Diante do contexto de um mundo fragmentado, de perda de autoridade e de tradição, e tendo tal compreensão sobre mundo comum e educação, é que Hannah Arendt falará de dois amores, o amor ao mundo e o amor às crianças (ALMEIDA, 2009). Conforme Almeida (2009), trata-se de “um duplo amor que é preliminar à dupla responsabilidade do educador”, de proteger as crianças do mundo e, ao mesmo tempo, ser o representante do mundo para elas (ALMEIDA, 2009, p. 39). Amor mundi, como Almeida (2009) mostra, não seria algo natural, nem uma solução, mas uma decisão. Apesar de cunhar o conceito de amor mundi, Arendt não indica como se dá este amor, como amar o mundo. Almeida (2009), ao estudar o conjunto da obra de Arendt, atentando para este conceito e para suas relações com o campo da Educação, no entanto, marcará que o amor mundi para Arendt não é um sentimento, pois o amor, enquanto sentimento, “não pode exercer nenhum papel construtivo ou propositivo no espaço público de interação, no mundo comum” (ALMEIDA, 2009, p. 68).

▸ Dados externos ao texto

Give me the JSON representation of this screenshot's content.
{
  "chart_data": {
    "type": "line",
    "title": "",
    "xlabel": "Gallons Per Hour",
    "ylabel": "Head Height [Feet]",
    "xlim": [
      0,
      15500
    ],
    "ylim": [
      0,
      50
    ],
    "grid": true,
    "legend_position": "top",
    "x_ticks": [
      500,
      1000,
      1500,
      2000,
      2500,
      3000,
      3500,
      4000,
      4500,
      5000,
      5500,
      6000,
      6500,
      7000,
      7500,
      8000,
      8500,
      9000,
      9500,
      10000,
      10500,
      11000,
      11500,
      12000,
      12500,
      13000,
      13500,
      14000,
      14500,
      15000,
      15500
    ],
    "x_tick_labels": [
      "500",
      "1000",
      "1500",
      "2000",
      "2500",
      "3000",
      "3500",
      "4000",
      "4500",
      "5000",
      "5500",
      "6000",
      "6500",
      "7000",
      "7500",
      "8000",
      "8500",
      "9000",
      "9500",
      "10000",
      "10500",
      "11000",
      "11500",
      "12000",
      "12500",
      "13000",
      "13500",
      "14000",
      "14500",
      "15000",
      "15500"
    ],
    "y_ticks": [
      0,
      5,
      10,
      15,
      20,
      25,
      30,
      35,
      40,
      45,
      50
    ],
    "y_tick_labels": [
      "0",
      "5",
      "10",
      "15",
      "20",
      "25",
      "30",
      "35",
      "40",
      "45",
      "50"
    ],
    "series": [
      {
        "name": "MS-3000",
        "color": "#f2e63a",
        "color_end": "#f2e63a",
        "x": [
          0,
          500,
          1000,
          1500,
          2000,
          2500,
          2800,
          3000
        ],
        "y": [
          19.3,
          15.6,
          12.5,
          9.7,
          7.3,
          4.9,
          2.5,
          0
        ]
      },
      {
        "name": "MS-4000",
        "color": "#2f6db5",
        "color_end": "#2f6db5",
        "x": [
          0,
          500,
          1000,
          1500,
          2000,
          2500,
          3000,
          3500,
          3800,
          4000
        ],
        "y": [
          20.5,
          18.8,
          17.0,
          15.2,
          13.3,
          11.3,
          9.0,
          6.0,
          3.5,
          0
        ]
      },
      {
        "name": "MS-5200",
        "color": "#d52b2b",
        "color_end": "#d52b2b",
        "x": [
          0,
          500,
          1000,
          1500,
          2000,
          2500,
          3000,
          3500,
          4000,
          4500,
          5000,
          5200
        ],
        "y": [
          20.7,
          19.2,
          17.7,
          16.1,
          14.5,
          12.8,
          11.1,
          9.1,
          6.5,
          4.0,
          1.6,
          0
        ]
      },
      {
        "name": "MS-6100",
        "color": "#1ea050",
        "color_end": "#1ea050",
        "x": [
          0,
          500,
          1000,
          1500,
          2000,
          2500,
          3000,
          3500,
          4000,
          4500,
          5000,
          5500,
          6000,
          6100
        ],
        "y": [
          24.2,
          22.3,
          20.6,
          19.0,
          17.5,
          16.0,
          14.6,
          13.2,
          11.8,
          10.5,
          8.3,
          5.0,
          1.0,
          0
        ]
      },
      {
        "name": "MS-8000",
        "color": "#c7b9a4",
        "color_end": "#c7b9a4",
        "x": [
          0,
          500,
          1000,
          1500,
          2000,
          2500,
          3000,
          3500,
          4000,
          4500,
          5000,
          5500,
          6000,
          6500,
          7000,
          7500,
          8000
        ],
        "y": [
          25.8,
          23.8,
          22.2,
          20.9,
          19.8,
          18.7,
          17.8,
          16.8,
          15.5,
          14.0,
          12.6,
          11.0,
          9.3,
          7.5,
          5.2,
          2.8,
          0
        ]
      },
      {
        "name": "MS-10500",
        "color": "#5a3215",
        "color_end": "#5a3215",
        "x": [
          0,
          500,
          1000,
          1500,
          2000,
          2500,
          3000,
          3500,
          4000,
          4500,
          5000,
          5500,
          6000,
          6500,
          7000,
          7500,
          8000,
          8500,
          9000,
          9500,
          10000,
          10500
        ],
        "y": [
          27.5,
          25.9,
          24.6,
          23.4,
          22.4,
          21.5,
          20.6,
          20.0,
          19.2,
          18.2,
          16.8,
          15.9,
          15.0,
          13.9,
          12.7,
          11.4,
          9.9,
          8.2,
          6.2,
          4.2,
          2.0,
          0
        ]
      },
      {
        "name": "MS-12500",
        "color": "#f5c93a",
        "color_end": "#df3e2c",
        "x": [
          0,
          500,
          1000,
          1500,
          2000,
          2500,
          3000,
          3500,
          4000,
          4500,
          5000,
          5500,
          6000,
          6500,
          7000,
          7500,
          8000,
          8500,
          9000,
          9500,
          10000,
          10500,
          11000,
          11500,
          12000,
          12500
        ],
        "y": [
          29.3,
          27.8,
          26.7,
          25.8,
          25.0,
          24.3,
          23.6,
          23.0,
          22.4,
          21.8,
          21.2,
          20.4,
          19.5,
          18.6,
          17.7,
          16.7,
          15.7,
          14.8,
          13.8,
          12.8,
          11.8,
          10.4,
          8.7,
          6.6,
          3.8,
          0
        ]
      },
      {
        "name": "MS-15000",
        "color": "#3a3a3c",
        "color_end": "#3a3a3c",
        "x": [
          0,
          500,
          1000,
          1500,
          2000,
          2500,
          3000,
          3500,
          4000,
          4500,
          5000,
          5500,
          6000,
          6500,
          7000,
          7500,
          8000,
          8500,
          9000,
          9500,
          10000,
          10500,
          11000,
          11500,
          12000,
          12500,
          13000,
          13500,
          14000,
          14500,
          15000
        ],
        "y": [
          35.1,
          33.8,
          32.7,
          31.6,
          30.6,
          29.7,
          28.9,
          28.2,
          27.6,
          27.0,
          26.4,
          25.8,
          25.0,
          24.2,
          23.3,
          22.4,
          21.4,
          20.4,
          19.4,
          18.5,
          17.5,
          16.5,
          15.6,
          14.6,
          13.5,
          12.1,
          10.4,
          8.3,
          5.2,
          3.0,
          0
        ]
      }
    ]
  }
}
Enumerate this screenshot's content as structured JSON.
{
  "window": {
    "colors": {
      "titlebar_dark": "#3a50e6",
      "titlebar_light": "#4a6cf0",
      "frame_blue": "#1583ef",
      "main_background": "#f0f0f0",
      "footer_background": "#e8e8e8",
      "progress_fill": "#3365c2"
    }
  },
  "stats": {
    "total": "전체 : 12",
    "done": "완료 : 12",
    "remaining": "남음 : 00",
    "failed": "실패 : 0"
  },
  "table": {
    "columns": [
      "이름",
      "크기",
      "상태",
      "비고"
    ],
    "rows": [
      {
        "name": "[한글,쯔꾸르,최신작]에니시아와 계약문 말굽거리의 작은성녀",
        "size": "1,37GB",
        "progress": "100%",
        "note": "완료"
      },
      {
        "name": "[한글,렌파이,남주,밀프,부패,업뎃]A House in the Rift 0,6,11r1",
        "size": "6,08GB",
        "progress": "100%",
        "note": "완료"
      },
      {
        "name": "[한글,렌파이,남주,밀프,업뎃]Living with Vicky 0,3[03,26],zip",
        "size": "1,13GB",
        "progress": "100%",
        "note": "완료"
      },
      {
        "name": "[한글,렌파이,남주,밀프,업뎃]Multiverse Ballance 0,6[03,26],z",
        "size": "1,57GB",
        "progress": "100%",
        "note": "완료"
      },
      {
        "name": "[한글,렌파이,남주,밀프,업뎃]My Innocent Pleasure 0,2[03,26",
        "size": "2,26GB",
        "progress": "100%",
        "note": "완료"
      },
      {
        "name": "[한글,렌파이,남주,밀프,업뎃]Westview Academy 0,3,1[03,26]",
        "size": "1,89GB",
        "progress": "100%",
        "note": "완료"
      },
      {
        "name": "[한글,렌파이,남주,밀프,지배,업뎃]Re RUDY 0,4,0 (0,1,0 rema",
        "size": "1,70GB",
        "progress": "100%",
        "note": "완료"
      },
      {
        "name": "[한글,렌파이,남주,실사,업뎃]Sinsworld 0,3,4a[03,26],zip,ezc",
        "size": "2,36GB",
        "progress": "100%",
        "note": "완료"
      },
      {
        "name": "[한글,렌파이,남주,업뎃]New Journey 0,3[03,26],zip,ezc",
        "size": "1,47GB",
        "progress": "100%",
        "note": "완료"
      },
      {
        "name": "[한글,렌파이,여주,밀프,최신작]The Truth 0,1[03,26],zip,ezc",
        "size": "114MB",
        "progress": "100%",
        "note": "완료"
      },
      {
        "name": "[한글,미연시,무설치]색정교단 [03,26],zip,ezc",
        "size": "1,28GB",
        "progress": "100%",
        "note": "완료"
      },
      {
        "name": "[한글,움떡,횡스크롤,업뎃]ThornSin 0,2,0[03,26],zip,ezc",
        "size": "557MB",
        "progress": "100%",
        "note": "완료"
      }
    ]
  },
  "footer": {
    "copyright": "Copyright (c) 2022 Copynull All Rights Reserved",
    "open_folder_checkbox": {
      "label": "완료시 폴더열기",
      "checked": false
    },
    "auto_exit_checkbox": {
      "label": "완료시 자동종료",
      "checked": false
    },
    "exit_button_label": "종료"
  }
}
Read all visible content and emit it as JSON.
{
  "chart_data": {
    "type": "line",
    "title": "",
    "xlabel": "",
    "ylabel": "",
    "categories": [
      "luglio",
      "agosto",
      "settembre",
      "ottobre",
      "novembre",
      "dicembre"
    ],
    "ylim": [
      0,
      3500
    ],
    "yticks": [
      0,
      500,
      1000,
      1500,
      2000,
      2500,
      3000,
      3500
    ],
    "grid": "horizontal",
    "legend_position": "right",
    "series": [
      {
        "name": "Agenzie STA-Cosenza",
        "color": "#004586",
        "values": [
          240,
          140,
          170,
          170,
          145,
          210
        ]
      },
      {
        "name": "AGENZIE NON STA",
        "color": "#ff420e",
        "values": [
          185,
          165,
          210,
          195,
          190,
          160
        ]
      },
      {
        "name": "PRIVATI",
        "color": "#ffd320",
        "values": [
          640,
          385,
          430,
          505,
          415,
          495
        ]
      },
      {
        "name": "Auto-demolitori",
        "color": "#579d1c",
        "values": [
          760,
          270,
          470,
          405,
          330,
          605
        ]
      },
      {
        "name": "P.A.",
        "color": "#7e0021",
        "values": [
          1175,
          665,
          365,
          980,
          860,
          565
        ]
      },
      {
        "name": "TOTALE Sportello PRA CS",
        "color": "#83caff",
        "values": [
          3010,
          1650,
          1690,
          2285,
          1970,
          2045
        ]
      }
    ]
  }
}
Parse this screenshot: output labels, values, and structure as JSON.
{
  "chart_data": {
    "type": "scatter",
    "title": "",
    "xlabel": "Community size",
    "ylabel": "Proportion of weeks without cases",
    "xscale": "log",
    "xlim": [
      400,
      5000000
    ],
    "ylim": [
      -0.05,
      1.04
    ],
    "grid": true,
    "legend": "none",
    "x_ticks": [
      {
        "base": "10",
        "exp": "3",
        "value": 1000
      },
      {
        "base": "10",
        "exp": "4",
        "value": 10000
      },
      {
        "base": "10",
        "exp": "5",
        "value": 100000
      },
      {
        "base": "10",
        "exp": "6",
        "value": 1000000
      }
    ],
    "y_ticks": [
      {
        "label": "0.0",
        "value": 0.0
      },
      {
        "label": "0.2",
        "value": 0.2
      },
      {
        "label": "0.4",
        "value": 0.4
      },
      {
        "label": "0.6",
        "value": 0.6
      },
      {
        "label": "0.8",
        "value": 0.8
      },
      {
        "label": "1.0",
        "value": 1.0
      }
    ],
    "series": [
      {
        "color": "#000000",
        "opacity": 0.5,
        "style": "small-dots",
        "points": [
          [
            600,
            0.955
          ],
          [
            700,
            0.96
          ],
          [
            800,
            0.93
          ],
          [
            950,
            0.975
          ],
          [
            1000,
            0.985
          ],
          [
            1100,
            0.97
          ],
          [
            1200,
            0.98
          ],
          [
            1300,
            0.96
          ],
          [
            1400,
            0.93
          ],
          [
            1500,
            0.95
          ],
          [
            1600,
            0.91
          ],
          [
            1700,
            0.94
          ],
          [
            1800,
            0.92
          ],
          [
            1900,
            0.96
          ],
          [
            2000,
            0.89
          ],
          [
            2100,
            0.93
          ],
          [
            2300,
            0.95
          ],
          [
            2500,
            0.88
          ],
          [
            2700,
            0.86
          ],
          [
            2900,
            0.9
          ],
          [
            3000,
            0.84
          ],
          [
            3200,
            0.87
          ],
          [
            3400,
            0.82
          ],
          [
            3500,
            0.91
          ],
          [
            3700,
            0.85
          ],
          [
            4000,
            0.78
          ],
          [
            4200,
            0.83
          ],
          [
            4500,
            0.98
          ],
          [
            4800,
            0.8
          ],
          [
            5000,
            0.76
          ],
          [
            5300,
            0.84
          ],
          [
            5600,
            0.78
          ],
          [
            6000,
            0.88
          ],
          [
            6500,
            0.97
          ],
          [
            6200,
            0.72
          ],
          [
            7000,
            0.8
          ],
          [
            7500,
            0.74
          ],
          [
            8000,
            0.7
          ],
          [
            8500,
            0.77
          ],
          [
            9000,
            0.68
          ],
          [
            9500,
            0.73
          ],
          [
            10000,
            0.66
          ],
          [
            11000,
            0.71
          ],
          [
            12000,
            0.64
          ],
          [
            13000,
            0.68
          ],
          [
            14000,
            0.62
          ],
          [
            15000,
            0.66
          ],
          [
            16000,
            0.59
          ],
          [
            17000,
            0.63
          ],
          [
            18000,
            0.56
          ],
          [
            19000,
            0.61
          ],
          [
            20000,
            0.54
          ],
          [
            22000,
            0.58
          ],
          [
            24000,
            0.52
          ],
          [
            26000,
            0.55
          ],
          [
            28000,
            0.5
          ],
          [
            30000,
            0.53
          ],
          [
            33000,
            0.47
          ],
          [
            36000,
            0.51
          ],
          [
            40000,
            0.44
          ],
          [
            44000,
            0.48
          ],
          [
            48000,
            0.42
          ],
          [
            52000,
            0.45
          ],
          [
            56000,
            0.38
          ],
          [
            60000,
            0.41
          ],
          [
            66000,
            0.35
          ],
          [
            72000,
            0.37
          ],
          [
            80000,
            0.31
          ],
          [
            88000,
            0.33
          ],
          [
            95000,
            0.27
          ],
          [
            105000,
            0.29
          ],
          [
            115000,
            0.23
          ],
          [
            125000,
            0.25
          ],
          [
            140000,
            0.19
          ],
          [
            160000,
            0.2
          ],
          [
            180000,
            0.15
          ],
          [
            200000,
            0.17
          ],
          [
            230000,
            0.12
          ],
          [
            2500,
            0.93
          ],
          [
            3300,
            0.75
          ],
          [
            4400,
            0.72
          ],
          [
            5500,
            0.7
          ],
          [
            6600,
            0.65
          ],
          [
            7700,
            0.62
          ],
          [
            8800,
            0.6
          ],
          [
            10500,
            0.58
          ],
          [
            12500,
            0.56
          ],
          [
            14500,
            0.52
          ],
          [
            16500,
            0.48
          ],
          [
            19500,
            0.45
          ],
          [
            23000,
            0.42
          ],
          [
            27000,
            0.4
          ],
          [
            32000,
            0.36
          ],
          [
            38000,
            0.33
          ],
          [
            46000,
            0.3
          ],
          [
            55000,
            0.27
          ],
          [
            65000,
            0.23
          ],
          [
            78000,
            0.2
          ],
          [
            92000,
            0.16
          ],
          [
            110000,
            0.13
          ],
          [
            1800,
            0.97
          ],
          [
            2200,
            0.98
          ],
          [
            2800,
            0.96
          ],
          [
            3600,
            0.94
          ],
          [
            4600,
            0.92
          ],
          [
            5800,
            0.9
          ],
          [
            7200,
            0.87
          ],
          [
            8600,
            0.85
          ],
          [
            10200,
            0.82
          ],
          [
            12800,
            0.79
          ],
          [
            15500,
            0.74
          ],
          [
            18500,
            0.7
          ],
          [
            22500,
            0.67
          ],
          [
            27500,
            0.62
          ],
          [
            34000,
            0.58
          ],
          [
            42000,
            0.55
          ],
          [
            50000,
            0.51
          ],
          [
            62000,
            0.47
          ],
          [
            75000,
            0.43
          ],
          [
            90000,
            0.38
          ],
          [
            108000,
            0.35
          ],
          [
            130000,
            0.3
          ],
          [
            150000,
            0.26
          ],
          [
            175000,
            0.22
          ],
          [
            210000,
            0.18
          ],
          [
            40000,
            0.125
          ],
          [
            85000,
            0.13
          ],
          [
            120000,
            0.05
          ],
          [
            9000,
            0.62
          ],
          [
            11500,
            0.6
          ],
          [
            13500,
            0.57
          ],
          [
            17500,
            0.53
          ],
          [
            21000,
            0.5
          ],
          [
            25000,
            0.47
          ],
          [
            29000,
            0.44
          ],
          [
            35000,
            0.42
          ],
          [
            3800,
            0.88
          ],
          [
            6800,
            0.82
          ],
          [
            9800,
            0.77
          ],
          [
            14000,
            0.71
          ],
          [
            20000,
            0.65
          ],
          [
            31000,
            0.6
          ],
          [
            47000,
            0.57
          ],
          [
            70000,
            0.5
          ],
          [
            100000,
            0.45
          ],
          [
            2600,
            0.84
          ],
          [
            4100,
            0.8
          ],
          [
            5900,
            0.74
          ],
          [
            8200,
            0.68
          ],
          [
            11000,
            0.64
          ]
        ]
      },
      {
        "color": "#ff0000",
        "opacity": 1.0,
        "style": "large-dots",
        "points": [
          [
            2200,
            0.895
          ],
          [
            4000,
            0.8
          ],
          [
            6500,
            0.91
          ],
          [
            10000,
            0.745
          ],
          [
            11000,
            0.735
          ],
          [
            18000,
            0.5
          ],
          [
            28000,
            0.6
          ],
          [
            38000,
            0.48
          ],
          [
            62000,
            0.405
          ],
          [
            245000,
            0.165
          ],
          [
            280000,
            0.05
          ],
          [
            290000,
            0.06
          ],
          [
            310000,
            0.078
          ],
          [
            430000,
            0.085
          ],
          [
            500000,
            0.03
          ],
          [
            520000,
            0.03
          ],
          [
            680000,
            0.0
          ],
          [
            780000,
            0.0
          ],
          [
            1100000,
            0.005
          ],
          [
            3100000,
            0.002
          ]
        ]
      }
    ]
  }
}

Na compreensão de Almeida, a concepção de amor mundi de Arendt está vinculada à leitura que ela faz do conceito de amor em Agostinho, como um “desejo que se origina na falta de auto-suficiência da vida humana” (ALMEIDA, 2009, p. 69). Diante dos desafios postos pela sociedade moderna e seus pressupostos denunciados em diversos textos por Arendt, o amor mundi precisa “se reconciliar com um mundo que permitiu e permite barbaridades, e, mais do que dar continuidade precisa, sobretudo, renovar ou refundar” (ALMEIDA, 2009, p. 71). Cumprir a tarefa educativa, de acolher os jovens no mundo, nesta perspectiva de amor mundi, exige que quem educa se importe com o mundo e o escolha, tendo compromisso com ele “para que os alunos, a esse exemplo ou contra ele, possam estabelecer o seu vínculo com esse espaço e seu legado” (ALMEIDA, 2009, p. 184, grifo da autora).

As pesquisas aqui apresentadas mostram que o amor tem se tornado um tema recorrente nos estudos em Educação, principalmente nos últimos anos. Assunto temido, desqualificado e evitado, alguns se arriscam a abordá-lo. O amor aparece com frequência como resultado, a partir de referenciais teórico-metodológicos variados, pois os próprios professores e professoras atuais seguem falando sobre ele. Seria esta recorrência somente um imperativo que se mantém e se atualiza com o passar do tempo e com as mudanças da sociedade?

De outras formas, há um esforço em dar ao amor uma legitimação científica. As pesquisas buscam autores e autoras que o expliquem, enquadrando-o em categorias, mostrando o quanto o amor dito profano, deste mundo e por este mundo, é, no campo da Educação, o tipo de amor desejado, e não o amor sublime, este que produz uma docência vocacionada, salvadora. Um número menor de pesquisas procura articular amor e docência, assumindo-os como um par que constitui a docência brasileira. Muitas das pesquisas, em algum momento, abordam o amor materno e o processo de feminização do magistério, mas não o fazem de uma perspectiva de gênero. Assumir gênero como um conceito importante para analisar o par docência e amor parece apresentar-se como um desafio a ser assumido neste trabalho.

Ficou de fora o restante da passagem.